In gallery news: sculptor Arlene Shechet is now represented by Pace Gallery (in the US) and Almine Rech (in Europe); artists Jean-Marie Appriou, Lucas Blalock, Shara Hughes and Magali Reus have joined Zurich’s Galerie Eva Presenhuber; and Mexico City gallery Kurimanzutto is opening a new project space in Manhattan, with an official launch in May, and an Abraham Cruzvillegas installation on view from next month.

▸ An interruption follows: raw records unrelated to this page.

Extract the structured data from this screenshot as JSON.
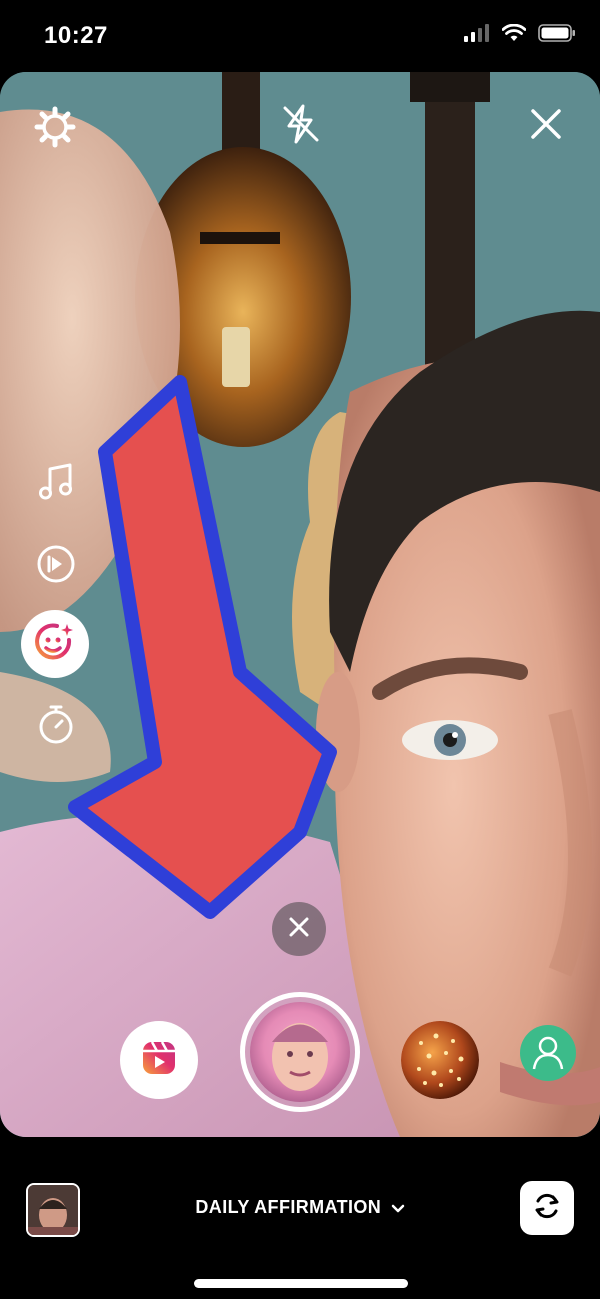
{
  "status": {
    "time": "10:27"
  },
  "bottom": {
    "mode_label": "DAILY AFFIRMATION"
  },
  "icons": {
    "settings": "gear-icon",
    "flash": "flash-off-icon",
    "close": "close-icon",
    "music": "music-note-icon",
    "boomerang": "play-circle-icon",
    "effects": "sparkle-face-icon",
    "timer": "timer-icon",
    "clear_effect": "close-icon",
    "reels": "reels-icon",
    "flip": "flip-camera-icon",
    "dropdown": "chevron-down-icon"
  },
  "colors": {
    "wall": "#5f8c90",
    "shirt": "#d6a9c6",
    "arrow_fill": "#e5504f",
    "arrow_outline": "#2f3fd8",
    "accent_gradient_start": "#f7a23b",
    "accent_gradient_end": "#c13584"
  }
}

And finally, a section of London housing estate Robin Hood Gardens is heading to this year’s Venice Architecture Biennale. An eight-tonne concrete segment salvaged from demolition works will be transported by barge to the exhibition’s Arsenale site, where it will be reassembled and presented this May, allowing visitors to stand on Robin Hood Gardens’s famous elevated access deck. The housing estate was completed in 1972, designed by brutalist architects Alison and Peter Smithson. Currently mid-demolition, the estate is being replaced by 1,500 new homes.